Style havoc
This is a somewhat thorny issue. In fact, I just posted an issue respecting this the other day, to which no one has responded. Here's a quick overview, with enough to pursue it further on the MVPS website (probably not updated for 2007) or otherwise.
Formatting is not the same as a style, and paragraph styles are different from character styles. When a para style is applied to less than a complete paragraph (including the final pilcrow, or paragraph mark), a new character style is created. If you para style was, say, Body, the new character style would have the name Body char, and the chars would start adding up, along with occasional Body's, as you continued the practice. In Word 2007, the designers created what they call linked styles, which, in a sense, legitimizes this confusion. Some think it's great; I'm in the other camp.
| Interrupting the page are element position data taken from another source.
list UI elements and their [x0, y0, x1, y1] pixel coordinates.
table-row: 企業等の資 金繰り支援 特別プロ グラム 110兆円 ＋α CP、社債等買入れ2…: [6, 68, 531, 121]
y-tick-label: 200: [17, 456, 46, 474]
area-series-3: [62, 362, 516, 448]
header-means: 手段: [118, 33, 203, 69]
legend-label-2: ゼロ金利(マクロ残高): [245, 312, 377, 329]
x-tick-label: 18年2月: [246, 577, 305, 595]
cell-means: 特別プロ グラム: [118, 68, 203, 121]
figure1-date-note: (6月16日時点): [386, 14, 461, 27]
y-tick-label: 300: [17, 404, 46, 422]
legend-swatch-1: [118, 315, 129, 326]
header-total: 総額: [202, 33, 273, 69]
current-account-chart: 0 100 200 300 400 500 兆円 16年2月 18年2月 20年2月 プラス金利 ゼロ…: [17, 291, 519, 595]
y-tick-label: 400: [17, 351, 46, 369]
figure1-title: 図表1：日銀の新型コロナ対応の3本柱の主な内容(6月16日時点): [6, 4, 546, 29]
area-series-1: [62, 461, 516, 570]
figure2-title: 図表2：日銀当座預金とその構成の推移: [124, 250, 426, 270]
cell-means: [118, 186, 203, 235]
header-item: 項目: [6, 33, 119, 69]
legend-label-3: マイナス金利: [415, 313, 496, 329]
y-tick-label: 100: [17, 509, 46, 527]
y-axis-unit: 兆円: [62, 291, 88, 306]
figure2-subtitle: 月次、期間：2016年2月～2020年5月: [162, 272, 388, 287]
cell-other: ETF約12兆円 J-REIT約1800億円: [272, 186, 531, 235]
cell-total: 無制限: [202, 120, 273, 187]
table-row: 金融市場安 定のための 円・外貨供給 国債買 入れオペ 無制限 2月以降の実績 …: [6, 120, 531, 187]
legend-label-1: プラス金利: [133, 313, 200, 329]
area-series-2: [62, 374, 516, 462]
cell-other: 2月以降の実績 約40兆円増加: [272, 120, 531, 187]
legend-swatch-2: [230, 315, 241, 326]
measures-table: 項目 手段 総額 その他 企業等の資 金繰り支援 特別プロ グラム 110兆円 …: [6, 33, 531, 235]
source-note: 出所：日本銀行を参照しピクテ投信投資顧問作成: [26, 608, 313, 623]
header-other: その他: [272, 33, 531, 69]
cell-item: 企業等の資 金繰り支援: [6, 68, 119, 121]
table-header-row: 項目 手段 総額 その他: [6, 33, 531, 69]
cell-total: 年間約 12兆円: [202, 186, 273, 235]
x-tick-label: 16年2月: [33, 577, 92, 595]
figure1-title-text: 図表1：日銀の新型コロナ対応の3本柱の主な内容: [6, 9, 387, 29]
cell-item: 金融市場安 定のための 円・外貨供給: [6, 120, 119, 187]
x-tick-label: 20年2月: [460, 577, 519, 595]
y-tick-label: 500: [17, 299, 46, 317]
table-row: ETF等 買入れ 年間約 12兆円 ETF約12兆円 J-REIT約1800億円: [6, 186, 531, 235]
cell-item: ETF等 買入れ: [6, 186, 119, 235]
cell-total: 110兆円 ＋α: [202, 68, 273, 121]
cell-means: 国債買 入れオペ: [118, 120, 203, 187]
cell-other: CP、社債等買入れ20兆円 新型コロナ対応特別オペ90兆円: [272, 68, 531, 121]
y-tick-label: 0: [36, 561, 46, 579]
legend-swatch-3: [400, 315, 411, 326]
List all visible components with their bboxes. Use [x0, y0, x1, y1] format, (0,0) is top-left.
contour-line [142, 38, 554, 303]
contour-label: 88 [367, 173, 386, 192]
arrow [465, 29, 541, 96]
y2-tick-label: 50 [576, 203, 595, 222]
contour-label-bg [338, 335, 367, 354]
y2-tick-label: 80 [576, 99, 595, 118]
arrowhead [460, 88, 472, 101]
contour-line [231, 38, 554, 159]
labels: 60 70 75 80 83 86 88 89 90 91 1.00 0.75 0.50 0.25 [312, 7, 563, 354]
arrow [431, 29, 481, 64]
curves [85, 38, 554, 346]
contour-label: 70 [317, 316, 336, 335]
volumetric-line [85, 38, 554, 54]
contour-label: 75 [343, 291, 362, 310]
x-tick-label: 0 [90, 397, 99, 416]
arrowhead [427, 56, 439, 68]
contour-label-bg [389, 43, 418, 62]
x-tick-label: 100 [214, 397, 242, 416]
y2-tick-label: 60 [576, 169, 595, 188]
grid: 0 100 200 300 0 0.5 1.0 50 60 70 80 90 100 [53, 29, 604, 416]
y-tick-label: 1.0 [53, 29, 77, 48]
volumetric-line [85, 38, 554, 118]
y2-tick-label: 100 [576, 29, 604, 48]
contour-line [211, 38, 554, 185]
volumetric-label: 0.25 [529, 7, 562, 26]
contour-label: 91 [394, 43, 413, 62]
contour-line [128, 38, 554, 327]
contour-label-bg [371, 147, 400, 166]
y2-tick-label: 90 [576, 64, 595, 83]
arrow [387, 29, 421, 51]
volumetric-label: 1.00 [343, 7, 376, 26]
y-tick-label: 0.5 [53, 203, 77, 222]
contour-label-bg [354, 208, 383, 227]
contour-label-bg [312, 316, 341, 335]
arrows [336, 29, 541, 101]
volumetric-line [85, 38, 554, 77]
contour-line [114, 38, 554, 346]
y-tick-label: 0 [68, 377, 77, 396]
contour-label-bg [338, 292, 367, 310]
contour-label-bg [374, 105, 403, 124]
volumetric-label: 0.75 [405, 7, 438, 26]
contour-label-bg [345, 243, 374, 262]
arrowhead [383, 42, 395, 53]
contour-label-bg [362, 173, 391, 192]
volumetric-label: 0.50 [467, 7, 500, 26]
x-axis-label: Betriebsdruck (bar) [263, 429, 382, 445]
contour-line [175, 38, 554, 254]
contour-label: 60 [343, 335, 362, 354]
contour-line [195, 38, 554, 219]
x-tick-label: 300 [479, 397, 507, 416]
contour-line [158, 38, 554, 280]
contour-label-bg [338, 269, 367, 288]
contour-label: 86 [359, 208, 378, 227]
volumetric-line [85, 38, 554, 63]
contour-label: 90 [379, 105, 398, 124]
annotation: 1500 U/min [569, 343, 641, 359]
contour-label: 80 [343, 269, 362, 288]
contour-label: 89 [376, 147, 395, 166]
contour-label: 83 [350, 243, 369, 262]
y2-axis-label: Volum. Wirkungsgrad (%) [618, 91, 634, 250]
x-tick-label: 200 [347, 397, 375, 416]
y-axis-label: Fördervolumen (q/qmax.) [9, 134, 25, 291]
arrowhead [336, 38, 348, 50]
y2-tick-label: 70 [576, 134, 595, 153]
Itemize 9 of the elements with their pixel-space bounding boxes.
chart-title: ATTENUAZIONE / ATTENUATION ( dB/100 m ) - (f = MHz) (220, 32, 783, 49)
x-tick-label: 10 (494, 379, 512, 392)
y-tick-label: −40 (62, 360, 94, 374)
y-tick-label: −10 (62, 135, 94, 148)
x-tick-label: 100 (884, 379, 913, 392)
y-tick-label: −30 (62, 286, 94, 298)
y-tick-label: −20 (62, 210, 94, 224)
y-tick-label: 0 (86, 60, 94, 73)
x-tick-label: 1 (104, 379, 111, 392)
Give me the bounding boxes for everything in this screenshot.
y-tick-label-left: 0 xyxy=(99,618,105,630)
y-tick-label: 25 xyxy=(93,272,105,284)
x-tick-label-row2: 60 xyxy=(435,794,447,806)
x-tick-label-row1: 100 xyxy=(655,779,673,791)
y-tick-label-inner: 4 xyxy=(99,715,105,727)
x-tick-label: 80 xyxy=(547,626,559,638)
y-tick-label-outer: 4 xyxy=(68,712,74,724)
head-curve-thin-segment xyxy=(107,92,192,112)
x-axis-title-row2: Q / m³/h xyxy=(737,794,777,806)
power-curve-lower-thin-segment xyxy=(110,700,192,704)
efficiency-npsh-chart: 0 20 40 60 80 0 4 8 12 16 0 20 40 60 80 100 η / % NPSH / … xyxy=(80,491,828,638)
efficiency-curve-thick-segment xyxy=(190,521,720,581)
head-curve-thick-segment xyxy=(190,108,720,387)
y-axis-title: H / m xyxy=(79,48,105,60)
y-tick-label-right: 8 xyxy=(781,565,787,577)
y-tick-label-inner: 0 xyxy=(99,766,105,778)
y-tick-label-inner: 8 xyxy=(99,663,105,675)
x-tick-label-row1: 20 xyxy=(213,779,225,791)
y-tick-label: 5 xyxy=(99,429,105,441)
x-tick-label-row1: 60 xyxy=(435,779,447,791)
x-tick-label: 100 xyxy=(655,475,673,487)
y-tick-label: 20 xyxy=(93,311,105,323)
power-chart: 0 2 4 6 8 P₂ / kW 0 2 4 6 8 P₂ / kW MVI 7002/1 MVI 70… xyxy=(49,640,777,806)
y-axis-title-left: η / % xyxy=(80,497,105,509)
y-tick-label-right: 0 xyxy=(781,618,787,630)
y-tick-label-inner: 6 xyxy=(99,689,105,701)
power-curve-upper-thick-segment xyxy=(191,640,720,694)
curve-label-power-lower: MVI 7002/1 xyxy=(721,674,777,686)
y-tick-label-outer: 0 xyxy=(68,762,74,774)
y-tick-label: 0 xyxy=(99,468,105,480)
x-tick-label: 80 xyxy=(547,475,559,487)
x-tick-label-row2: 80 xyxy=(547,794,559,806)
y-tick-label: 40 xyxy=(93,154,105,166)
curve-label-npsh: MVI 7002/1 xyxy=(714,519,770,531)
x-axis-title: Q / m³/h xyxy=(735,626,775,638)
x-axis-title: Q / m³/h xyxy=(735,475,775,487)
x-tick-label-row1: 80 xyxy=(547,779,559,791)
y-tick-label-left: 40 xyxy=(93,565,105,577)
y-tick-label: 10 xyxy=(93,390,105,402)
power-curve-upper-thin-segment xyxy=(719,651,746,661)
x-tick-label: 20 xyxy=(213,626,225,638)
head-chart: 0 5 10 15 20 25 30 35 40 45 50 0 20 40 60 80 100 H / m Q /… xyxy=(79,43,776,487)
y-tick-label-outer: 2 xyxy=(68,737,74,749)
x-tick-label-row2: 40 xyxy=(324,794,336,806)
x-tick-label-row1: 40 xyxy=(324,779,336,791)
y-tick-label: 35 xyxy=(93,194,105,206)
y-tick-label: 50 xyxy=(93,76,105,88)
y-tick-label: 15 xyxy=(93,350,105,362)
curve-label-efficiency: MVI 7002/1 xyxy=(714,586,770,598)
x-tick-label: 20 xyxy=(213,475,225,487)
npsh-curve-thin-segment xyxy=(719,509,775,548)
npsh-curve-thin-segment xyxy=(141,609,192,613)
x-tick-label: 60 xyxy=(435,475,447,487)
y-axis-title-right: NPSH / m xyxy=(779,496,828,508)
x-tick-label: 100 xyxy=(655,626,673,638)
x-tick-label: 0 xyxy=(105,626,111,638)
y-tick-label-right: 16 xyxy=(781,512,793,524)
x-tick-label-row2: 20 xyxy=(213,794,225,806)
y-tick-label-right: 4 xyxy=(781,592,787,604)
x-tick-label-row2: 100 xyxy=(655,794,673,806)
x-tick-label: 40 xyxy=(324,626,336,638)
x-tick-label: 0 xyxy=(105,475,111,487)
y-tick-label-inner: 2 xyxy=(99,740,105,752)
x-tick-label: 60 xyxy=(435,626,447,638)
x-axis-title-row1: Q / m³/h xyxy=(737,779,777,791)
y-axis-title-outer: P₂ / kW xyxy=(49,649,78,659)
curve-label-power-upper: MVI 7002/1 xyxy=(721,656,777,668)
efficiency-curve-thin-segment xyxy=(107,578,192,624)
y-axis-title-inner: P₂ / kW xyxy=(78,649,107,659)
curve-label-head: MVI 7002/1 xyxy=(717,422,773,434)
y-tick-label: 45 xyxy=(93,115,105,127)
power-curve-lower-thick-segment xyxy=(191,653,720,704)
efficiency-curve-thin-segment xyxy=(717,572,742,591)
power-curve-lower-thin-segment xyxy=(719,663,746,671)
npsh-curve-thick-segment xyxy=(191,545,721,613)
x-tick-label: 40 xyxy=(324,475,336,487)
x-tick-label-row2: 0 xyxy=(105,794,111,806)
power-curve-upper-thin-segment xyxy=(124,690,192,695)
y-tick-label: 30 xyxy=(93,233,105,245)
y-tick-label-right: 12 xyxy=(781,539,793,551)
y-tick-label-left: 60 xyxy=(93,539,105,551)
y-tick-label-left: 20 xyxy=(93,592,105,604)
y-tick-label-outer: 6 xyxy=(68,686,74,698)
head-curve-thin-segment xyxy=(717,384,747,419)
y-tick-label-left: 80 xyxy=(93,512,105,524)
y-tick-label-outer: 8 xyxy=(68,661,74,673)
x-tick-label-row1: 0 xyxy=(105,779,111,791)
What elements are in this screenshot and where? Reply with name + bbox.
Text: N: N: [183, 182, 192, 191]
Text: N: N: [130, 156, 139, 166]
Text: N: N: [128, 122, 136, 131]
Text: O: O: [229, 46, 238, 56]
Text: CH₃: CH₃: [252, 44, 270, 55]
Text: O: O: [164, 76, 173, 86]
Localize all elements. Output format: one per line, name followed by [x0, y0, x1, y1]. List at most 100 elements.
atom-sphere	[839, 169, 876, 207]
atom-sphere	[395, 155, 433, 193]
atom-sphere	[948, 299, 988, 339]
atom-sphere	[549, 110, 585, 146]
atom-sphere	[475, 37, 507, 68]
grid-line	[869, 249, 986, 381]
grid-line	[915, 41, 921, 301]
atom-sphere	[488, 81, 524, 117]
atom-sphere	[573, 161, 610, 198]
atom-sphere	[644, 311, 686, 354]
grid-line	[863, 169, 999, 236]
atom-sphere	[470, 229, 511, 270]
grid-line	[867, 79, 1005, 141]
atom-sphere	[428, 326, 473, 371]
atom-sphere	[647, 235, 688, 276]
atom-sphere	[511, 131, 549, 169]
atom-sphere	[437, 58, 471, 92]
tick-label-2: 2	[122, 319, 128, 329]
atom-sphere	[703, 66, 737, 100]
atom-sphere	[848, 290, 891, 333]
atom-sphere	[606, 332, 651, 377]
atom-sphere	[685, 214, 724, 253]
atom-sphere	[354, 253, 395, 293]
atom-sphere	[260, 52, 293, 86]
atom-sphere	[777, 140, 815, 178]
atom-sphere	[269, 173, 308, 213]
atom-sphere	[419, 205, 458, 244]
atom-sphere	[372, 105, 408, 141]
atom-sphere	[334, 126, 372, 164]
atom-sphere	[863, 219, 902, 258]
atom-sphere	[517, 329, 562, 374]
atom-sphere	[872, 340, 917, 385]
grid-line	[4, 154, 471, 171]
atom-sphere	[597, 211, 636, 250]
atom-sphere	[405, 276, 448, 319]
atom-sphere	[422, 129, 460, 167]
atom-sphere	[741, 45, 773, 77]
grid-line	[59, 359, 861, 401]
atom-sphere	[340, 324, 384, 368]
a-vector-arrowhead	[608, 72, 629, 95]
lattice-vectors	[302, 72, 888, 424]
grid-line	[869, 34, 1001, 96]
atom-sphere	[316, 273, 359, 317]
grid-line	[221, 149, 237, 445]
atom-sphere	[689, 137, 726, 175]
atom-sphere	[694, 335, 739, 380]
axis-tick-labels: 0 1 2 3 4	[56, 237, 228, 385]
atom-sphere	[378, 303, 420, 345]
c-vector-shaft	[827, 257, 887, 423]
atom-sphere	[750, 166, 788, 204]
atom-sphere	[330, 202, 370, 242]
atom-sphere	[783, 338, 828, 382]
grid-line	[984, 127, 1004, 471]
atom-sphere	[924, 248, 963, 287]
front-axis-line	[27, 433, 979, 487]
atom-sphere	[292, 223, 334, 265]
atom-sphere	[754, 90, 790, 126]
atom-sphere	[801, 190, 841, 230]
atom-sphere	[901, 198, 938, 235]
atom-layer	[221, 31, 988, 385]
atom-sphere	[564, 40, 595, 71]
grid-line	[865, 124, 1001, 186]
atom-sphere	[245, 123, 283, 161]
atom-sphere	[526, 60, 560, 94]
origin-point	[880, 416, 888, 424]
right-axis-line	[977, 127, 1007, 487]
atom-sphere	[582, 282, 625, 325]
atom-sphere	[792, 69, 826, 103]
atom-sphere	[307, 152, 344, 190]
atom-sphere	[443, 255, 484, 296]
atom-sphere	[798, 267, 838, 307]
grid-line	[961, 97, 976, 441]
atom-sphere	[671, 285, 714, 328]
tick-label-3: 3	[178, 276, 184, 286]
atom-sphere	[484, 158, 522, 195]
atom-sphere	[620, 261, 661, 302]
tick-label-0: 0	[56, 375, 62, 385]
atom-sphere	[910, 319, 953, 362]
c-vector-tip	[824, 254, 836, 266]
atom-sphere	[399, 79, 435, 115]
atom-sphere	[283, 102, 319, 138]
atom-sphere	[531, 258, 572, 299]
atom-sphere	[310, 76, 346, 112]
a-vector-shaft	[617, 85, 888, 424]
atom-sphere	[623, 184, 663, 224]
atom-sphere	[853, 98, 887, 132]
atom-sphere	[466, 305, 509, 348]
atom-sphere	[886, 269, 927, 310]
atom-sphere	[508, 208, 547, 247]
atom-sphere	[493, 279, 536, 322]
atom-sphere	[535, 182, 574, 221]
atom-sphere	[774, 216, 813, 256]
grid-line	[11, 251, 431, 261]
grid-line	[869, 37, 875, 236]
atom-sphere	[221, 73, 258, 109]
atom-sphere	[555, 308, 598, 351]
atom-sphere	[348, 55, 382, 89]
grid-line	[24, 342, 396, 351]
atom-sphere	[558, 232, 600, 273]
"Keep track of formatting" is an open door to building long lists of similar style names.
Depending on your needs for Word, this may be a problem or not. When a long document gets filled up with such junk styles, as opposed the proper styles, the potential becomes greater for Word to get confused, so to speak, and for styles to start behaving strangely. Don't ask me what's actually going on in the background; I'm not a programmer by a long shot. Just imagine being a school teacher with five Amy's in the class and what could occur.
Part of my job is maintaining clean templates and documents (often long and complex ones), so I deal with these issues all the time. Word is more stable than it used to be, as is Windows 7 over XP, and documents with lots of junk, or superfluous styles that have been imported by authors pasting instead of "pasting special" as unformatted text, may remain stable more than they used to, but it's still tempting fate.